E como é que devemos continuar a preservar a Liberdade todos os dias em Portugal? Com a Verdade! Sempre com a Verdade e só com a Verdade se combate todos os dias todos aqueles que atentam contra essa mesma Liberdade e das mais variadas formas. Isto até a propósito do fenómeno Chega que não passa de um saco de gatos e banha da cobra, com o pateta do Pacheco de Amorim como ideólogo, que de ideólogo não tem nada mas que muita gente publicita - nomeadamente os media - e muito pouca gente se preocupa em rebater com argumentos ou até em desmentir as falácias mais descaradas do Ventura. Logo a começar pelos partidos políticos, se quisermos de espectro mais democrático ou de sempre da nossa ainda muito jovem Democracia. Porque a Democracia é a casa da Verdade e dos amantes da Liberdade, por excelência. Porque Verdade e Liberdade são dois conceitos absolutamente indissociáveis.

Repórter P

6 thoughts on “A REVOLUÇÃO LIBERAL ( DO PORTO ) EM PORTUGAL”

  1. Chega de publicidade ao Chega ! Ele tem o cheiro, a consistência, a cor ,a origem e o futuro de todo o excremento anal.
    Deixemos o estrume ser estrume e tratemos da vida .
    Os seus antecessores foram vencidos na teoria,na guerra,na praça, nas eleições. Com trabalho e com sangue.

  2. Este repórter P escreve com as PataS, Valupi.

    Coitadinho, nem se consegue perceber bem o que diz. O André Ventura deve-se aos tempos sombrios do Socratismo, e quem passar ai lado desta evidência não percebe nada do que está à vista ou é desonesto.

  3. “O André Ventura deve-se aos tempos sombrios do Socratismo, e quem passar ai lado desta evidência não percebe nada do que está à vista ou é desonesto.”

    como és reincindente levas com uma segunda via anotada:
    olháki o sócras a parir venturas numa plateia de parteiras do ps.
    https://www.youtube.com/watch?v=83OxOTUSFjo
    se procurares bem ainda encontras alguns ex-camaradas no comité central do chega, portantes:” quem passar ai lado desta evidência não percebe nada do que está à vista ou é desonesto.”

  4. Ó pázinhos, a dita “pomba”, assim com letra pequena, que mais não merece, só vem aqui para tentar picar o pessoal.

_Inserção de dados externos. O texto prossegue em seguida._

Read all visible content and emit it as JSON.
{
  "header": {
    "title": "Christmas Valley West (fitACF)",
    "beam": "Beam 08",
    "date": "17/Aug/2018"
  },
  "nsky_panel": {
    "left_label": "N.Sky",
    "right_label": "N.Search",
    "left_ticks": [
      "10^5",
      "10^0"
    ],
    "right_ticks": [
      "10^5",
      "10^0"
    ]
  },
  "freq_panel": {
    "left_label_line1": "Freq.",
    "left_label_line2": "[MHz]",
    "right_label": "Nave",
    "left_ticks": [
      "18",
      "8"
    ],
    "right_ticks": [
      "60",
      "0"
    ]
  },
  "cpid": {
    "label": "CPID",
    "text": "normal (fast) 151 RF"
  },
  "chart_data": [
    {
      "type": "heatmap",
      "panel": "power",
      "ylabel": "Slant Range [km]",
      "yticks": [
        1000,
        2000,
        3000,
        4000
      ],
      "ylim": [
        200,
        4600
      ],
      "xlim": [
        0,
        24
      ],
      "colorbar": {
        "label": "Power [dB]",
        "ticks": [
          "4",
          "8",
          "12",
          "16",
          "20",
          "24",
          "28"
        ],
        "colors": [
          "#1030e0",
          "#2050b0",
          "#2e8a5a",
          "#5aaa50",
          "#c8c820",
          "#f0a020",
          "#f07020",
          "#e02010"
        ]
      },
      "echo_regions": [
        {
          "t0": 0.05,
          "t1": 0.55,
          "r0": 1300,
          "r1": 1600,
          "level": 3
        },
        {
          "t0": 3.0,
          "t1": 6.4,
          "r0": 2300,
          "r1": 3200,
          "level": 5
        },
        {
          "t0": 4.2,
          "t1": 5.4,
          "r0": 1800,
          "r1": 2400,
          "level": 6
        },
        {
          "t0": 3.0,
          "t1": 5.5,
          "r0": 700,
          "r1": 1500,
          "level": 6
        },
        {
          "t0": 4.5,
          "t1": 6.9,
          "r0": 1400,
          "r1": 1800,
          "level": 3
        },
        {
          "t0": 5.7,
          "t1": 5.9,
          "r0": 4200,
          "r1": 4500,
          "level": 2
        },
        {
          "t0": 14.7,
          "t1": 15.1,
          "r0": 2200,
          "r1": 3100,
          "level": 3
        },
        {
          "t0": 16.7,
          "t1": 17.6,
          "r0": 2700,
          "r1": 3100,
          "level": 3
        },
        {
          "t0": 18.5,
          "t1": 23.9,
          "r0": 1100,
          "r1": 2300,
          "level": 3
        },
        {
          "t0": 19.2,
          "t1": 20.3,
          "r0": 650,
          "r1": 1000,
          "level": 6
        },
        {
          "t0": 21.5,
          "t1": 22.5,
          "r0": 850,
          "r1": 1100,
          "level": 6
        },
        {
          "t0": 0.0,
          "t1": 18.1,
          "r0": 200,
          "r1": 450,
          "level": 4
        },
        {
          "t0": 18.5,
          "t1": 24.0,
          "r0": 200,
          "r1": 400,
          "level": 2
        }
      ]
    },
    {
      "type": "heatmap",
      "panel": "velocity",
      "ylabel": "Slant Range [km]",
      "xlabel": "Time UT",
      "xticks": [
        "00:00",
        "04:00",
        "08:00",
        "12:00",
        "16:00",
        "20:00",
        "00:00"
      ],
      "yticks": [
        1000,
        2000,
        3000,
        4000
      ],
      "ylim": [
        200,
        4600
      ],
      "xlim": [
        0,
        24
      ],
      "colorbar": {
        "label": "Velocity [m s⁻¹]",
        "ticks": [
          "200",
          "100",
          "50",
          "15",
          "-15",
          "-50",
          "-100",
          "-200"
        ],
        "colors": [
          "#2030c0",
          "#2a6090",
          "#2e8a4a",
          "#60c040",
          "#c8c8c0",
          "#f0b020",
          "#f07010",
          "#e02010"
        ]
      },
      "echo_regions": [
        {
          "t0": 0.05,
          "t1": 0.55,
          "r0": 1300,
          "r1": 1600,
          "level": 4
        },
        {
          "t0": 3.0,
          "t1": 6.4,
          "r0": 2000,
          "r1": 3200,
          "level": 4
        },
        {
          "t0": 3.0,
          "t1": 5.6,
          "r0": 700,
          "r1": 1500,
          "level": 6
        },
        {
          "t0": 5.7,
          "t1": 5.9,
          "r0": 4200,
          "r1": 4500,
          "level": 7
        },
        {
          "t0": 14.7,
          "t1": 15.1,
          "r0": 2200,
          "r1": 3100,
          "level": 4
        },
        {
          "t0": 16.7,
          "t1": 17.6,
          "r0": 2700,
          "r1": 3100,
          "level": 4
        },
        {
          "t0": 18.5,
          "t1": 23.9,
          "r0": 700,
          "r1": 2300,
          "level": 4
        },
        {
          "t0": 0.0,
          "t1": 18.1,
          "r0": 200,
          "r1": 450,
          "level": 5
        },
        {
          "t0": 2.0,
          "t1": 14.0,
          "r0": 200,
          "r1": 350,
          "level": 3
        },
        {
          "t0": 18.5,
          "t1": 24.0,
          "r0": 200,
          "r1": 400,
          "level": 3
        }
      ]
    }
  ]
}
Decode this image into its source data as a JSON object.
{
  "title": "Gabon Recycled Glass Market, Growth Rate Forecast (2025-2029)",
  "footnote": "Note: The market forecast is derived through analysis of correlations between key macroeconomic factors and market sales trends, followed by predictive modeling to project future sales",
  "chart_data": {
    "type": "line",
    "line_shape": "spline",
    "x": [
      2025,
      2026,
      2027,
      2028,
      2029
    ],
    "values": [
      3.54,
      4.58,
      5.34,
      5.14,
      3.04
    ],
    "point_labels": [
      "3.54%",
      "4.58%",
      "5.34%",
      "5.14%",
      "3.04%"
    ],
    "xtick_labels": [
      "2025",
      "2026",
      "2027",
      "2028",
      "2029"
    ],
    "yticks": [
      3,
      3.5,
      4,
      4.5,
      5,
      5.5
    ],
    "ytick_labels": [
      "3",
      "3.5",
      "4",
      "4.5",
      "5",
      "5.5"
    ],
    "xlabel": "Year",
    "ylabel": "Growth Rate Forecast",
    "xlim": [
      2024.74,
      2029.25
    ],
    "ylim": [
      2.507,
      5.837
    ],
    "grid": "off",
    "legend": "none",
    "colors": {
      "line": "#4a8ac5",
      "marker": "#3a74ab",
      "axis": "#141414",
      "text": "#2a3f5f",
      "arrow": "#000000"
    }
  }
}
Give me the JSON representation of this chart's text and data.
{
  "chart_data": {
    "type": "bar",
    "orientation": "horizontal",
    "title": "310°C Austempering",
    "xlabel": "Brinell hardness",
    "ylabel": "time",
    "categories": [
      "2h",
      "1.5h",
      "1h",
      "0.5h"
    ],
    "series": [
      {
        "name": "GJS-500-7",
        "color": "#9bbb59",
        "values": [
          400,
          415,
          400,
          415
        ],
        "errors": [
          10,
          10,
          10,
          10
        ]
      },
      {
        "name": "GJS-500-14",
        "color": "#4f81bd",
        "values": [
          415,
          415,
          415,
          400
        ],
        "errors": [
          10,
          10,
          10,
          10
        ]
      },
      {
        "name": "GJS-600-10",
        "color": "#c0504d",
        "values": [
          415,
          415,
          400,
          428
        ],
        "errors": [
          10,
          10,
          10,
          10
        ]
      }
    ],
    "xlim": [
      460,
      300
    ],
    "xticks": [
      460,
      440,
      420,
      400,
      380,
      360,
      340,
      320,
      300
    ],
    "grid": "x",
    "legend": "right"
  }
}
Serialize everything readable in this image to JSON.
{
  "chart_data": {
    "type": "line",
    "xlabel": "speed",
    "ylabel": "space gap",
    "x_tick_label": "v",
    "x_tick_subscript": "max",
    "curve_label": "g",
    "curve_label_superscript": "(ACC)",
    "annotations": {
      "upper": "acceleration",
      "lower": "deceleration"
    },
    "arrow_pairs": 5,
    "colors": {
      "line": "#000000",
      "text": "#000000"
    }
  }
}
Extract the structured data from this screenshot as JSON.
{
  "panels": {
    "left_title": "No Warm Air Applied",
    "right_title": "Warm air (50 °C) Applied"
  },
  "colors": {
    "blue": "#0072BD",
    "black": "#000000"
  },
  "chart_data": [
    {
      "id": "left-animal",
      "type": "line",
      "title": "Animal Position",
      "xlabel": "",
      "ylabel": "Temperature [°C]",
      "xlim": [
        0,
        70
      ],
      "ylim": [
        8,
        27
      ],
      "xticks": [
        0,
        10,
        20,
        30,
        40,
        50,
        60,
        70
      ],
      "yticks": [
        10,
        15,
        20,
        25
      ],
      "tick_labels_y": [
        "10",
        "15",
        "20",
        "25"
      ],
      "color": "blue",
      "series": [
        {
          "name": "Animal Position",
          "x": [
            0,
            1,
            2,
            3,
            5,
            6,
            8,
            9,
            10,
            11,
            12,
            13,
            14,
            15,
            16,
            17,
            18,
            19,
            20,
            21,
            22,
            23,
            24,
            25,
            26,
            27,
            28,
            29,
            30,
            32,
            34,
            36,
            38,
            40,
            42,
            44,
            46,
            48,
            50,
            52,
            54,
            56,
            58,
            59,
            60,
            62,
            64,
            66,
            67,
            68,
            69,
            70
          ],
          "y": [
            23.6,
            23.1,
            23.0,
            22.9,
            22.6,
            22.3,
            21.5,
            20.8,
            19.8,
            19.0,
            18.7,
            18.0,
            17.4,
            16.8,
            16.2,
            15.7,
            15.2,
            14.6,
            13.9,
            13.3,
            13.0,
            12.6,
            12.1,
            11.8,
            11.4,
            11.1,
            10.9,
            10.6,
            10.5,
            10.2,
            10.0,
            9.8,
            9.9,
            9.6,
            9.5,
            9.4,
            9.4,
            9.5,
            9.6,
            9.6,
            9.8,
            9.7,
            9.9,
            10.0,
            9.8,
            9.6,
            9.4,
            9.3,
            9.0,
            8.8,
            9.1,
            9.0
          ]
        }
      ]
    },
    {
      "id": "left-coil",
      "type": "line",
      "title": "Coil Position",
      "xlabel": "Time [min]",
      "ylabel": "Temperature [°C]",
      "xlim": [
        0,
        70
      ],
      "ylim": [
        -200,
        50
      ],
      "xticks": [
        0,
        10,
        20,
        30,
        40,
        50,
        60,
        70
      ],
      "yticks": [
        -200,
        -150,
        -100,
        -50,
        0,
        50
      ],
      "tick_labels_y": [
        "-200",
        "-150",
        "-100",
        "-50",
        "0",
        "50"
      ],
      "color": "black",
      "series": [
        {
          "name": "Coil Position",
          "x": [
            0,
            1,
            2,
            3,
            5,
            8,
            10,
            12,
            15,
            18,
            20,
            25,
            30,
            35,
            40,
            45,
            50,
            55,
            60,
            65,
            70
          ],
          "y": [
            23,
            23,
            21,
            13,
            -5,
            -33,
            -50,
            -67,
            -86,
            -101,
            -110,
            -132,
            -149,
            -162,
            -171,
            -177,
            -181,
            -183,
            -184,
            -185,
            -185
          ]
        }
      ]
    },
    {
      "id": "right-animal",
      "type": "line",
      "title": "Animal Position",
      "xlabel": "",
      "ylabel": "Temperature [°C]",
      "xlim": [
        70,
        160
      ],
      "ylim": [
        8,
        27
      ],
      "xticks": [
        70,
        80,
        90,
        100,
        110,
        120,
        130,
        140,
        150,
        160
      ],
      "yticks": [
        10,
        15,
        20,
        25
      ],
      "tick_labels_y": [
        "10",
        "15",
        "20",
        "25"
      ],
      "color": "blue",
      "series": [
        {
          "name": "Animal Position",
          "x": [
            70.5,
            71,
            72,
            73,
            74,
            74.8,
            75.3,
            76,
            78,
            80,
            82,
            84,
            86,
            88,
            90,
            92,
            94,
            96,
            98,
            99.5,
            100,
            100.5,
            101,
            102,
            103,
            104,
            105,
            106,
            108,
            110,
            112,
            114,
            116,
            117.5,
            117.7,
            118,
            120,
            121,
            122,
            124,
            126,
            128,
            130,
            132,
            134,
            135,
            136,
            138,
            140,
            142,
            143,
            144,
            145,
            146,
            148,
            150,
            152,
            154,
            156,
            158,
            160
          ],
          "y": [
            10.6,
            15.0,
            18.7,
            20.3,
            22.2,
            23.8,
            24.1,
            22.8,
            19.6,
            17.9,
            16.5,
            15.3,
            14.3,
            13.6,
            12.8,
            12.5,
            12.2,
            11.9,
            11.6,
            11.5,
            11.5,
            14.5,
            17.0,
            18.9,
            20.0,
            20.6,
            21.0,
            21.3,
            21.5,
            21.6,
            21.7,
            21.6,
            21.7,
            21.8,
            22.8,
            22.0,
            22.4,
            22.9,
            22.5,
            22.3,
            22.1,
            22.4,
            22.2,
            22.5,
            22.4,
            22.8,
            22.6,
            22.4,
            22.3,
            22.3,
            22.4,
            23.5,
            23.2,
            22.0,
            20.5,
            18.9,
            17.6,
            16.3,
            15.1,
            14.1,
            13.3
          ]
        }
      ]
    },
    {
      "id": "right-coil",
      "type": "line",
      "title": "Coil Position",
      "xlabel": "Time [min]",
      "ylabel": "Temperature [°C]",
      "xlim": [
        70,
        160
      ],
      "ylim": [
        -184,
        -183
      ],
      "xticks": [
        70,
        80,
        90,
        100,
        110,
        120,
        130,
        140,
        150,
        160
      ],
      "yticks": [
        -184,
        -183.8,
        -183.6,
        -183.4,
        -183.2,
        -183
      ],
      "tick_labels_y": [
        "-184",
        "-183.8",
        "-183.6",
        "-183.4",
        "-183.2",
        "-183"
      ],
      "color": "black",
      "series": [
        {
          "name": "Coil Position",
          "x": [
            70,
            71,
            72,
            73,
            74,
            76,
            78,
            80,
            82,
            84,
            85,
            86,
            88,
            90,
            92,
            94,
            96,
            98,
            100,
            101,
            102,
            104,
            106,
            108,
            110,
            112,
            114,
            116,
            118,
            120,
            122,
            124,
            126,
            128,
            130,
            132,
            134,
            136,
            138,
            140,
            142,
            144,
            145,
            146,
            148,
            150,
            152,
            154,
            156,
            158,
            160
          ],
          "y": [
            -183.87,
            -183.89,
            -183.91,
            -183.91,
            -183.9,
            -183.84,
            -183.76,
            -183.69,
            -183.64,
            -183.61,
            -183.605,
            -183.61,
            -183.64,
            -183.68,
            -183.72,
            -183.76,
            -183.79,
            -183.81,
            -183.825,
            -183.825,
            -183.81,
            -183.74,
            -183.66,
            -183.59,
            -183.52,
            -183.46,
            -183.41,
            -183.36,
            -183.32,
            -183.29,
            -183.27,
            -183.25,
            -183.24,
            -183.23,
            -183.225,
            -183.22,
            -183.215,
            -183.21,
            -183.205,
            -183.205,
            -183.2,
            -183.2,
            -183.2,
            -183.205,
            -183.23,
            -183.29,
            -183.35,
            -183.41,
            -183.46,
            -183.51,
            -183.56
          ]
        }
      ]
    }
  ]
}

Quem não o conhecer que o compre, que eu já o topo à muito tempo.
    Que de pomba não tem nada, mais parece um daqueles pombos gordos e sebosos, que se vêem nas esplanadas de restaurantes.

  5. Pois…., era “há muito tempo” que eu queria dizer .
    O meu sincero pedido de desculpas.

  6. Viva o jornalista do Expresso que vai procurar emprego na caixa do Minipreço.
    Viva o DN que faz capa com declarações polémicas do Bolsonaro (so podia; ou ele ou o Trump) como se por cá não houvesse declarações bem mais graves.
    Viva a comunicação social que (ressalvando as raras e honrosas excepções) tudo fez por ignorar o qye o primeiro-ministro disse. A mesma comunicação social que todos os santos dias traz à baila o Trump e o Bolsonaro.
    Viva a liberdade. Coisa mais linda.